The Dark Tower is a 1946 BBC Home Service radio play written, in verse, and produced by Louis MacNeice, with music composed for it by Benjamin Britten. Dramatist and author Robin Brooks, writing in The Guardian in 2017, called it "a landmark in radio drama".

MacNeice wrote the play in the autumn of 1945. At the time, he was still badly shaken by the wartime death of a schoolfriend, Graham Shepard, (Note: Graham Shepard was the son of the artist E. H. Shepard. Shepard's ship HMS Polyanthus was sunk in September 1943 in the Battle of the Atlantic) and had what might be termed survivor guilt. Britten had previously written the music for MacNeice's The Agamemnon of Aeschylus (1936), and Out of the Picture (1937).
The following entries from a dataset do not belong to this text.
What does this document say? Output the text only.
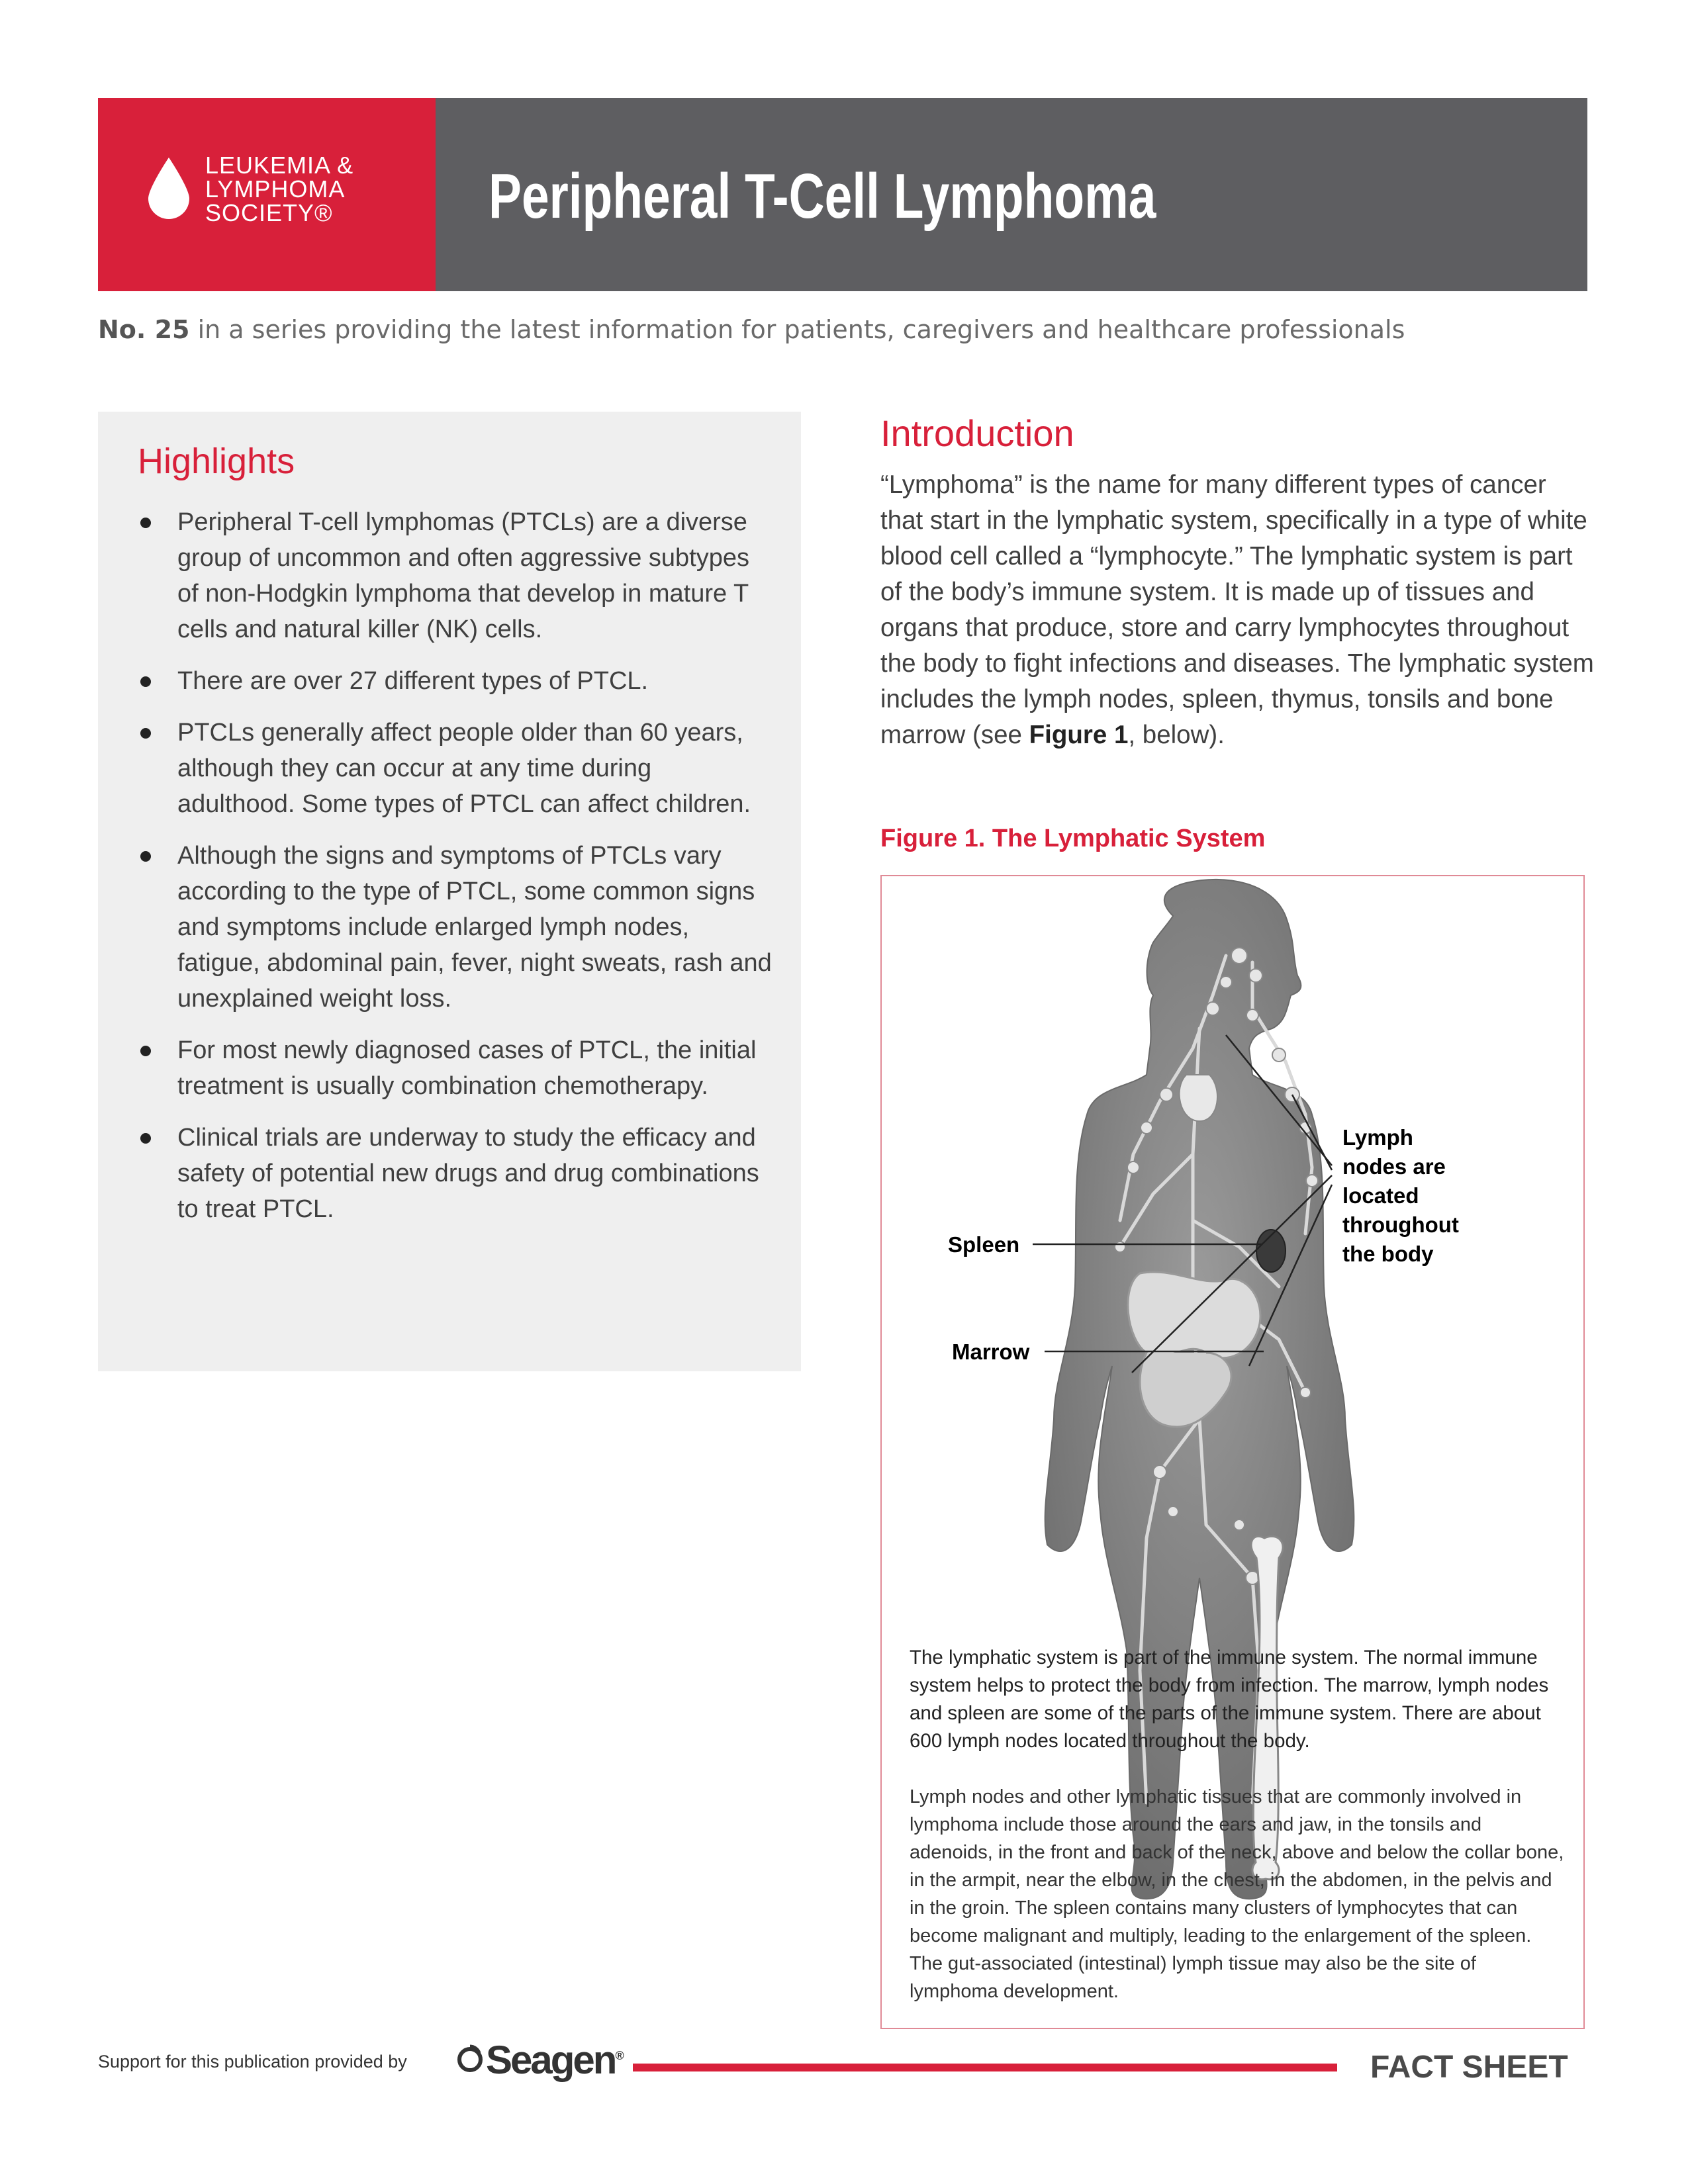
LEUKEMIA &
LYMPHOMA
SOCIETY®	Peripheral T-Cell Lymphoma
No. 25 in a series providing the latest information for patients, caregivers and healthcare professionals
Highlights
Peripheral T-cell lymphomas (PTCLs) are a diverse group of uncommon and often aggressive subtypes of non-Hodgkin lymphoma that develop in mature T cells and natural killer (NK) cells.
There are over 27 different types of PTCL.
PTCLs generally affect people older than 60 years, although they can occur at any time during adulthood. Some types of PTCL can affect children.
Although the signs and symptoms of PTCLs vary according to the type of PTCL, some common signs and symptoms include enlarged lymph nodes, fatigue, abdominal pain, fever, night sweats, rash and unexplained weight loss.
For most newly diagnosed cases of PTCL, the initial treatment is usually combination chemotherapy.
Clinical trials are underway to study the efficacy and safety of potential new drugs and drug combinations to treat PTCL.
Introduction
“Lymphoma” is the name for many different types of cancer that start in the lymphatic system, specifically in a type of white blood cell called a “lymphocyte.” The lymphatic system is part of the body’s immune system. It is made up of tissues and organs that produce, store and carry lymphocytes throughout the body to fight infections and diseases. The lymphatic system includes the lymph nodes, spleen, thymus, tonsils and bone marrow (see Figure 1, below).
Figure 1. The Lymphatic System
Spleen
Marrow
Lymph
nodes are
located
throughout
the body
The lymphatic system is part of the immune system. The normal immune system helps to protect the body from infection. The marrow, lymph nodes and spleen are some of the parts of the immune system. There are about 600 lymph nodes located throughout the body.
Lymph nodes and other lymphatic tissues that are commonly involved in lymphoma include those around the ears and jaw, in the tonsils and adenoids, in the front and back of the neck, above and below the collar bone, in the armpit, near the elbow, in the chest, in the abdomen, in the pelvis and in the groin. The spleen contains many clusters of lymphocytes that can become malignant and multiply, leading to the enlargement of the spleen. The gut-associated (intestinal) lymph tissue may also be the site of lymphoma development.
Support for this publication provided by Seagen®	FACT SHEET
MacNeice asked Britten to write music for The Dark Tower "with the greatest economy".

The play was first broadcast on 21 January 1946, a Monday, at 9:15pm. It was introduced as "a parable play on the ancient theme of the Quest, suggested by Robert Browning's poem Childe Roland to the Dark Tower Came". The cast included Cyril Cusack as Roland and Olga Lindo as The Mother. The "ad hoc" orchestra was conducted by Walter Goehr, conductor of the BBC Theatre Orchestra.

The play was published by Faber and Faber as The Dark Tower and Other Radio Scripts (1947). MacNeice dedicated the published script to Britten.
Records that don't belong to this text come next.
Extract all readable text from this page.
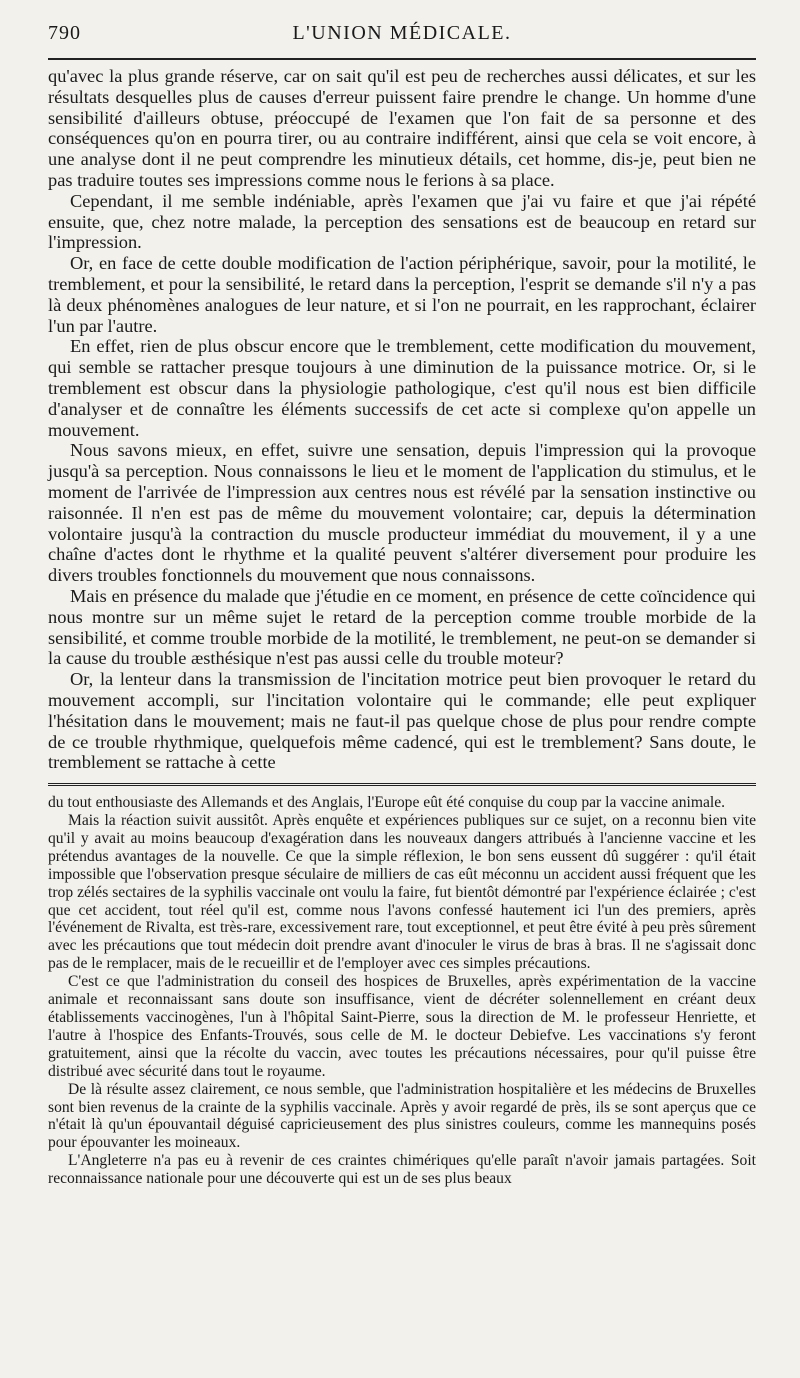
790	L'UNION MÉDICALE.

qu'avec la plus grande réserve, car on sait qu'il est peu de recherches aussi délicates, et sur les résultats desquelles plus de causes d'erreur puissent faire prendre le change. Un homme d'une sensibilité d'ailleurs obtuse, préoccupé de l'examen que l'on fait de sa personne et des conséquences qu'on en pourra tirer, ou au contraire indifférent, ainsi que cela se voit encore, à une analyse dont il ne peut comprendre les minutieux détails, cet homme, dis-je, peut bien ne pas traduire toutes ses impressions comme nous le ferions à sa place.

Cependant, il me semble indéniable, après l'examen que j'ai vu faire et que j'ai répété ensuite, que, chez notre malade, la perception des sensations est de beaucoup en retard sur l'impression.

Or, en face de cette double modification de l'action périphérique, savoir, pour la motilité, le tremblement, et pour la sensibilité, le retard dans la perception, l'esprit se demande s'il n'y a pas là deux phénomènes analogues de leur nature, et si l'on ne pourrait, en les rapprochant, éclairer l'un par l'autre.

En effet, rien de plus obscur encore que le tremblement, cette modification du mouvement, qui semble se rattacher presque toujours à une diminution de la puissance motrice. Or, si le tremblement est obscur dans la physiologie pathologique, c'est qu'il nous est bien difficile d'analyser et de connaître les éléments successifs de cet acte si complexe qu'on appelle un mouvement.

Nous savons mieux, en effet, suivre une sensation, depuis l'impression qui la provoque jusqu'à sa perception. Nous connaissons le lieu et le moment de l'application du stimulus, et le moment de l'arrivée de l'impression aux centres nous est révélé par la sensation instinctive ou raisonnée. Il n'en est pas de même du mouvement volontaire; car, depuis la détermination volontaire jusqu'à la contraction du muscle producteur immédiat du mouvement, il y a une chaîne d'actes dont le rhythme et la qualité peuvent s'altérer diversement pour produire les divers troubles fonctionnels du mouvement que nous connaissons.

Mais en présence du malade que j'étudie en ce moment, en présence de cette coïncidence qui nous montre sur un même sujet le retard de la perception comme trouble morbide de la sensibilité, et comme trouble morbide de la motilité, le tremblement, ne peut-on se demander si la cause du trouble æsthésique n'est pas aussi celle du trouble moteur?

Or, la lenteur dans la transmission de l'incitation motrice peut bien provoquer le retard du mouvement accompli, sur l'incitation volontaire qui le commande; elle peut expliquer l'hésitation dans le mouvement; mais ne faut-il pas quelque chose de plus pour rendre compte de ce trouble rhythmique, quelquefois même cadencé, qui est le tremblement? Sans doute, le tremblement se rattache à cette

du tout enthousiaste des Allemands et des Anglais, l'Europe eût été conquise du coup par la vaccine animale.

Mais la réaction suivit aussitôt. Après enquête et expériences publiques sur ce sujet, on a reconnu bien vite qu'il y avait au moins beaucoup d'exagération dans les nouveaux dangers attribués à l'ancienne vaccine et les prétendus avantages de la nouvelle. Ce que la simple réflexion, le bon sens eussent dû suggérer : qu'il était impossible que l'observation presque séculaire de milliers de cas eût méconnu un accident aussi fréquent que les trop zélés sectaires de la syphilis vaccinale ont voulu la faire, fut bientôt démontré par l'expérience éclairée ; c'est que cet accident, tout réel qu'il est, comme nous l'avons confessé hautement ici l'un des premiers, après l'événement de Rivalta, est très-rare, excessivement rare, tout exceptionnel, et peut être évité à peu près sûrement avec les précautions que tout médecin doit prendre avant d'inoculer le virus de bras à bras. Il ne s'agissait donc pas de le remplacer, mais de le recueillir et de l'employer avec ces simples précautions.

C'est ce que l'administration du conseil des hospices de Bruxelles, après expérimentation de la vaccine animale et reconnaissant sans doute son insuffisance, vient de décréter solennellement en créant deux établissements vaccinogènes, l'un à l'hôpital Saint-Pierre, sous la direction de M. le professeur Henriette, et l'autre à l'hospice des Enfants-Trouvés, sous celle de M. le docteur Debiefve. Les vaccinations s'y feront gratuitement, ainsi que la récolte du vaccin, avec toutes les précautions nécessaires, pour qu'il puisse être distribué avec sécurité dans tout le royaume.

De là résulte assez clairement, ce nous semble, que l'administration hospitalière et les médecins de Bruxelles sont bien revenus de la crainte de la syphilis vaccinale. Après y avoir regardé de près, ils se sont aperçus que ce n'était là qu'un épouvantail déguisé capricieusement des plus sinistres couleurs, comme les mannequins posés pour épouvanter les moineaux.

L'Angleterre n'a pas eu à revenir de ces craintes chimériques qu'elle paraît n'avoir jamais partagées. Soit reconnaissance nationale pour une découverte qui est un de ses plus beaux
As part of MacNeice's centenary year (2007), Roma Tomelty and Centre Stage Theatre Company, based in Belfast, Northern Ireland, presented the radio play with an original score composed and performed by Mark McGrath.

Robin Brooks produced a recreation of the first broadcast performance, with the BBC Concert Orchestra, at Orford Church, Suffolk, as part of the 2017 Britten Weekend. The performance was itself broadcast on BBC Radio 3.

The audio recording of the original 1946 broadcast is available to stream and is the oldest complete programme made available by the BBC, online. (Note: Wart and the Hawks, a single episode of the six-part adaptation of the T. H. White novel The Sword In The Stone, made in 1939, is also available. It too has music by Britten.) It has a running time of 1 hour, 13 minutes.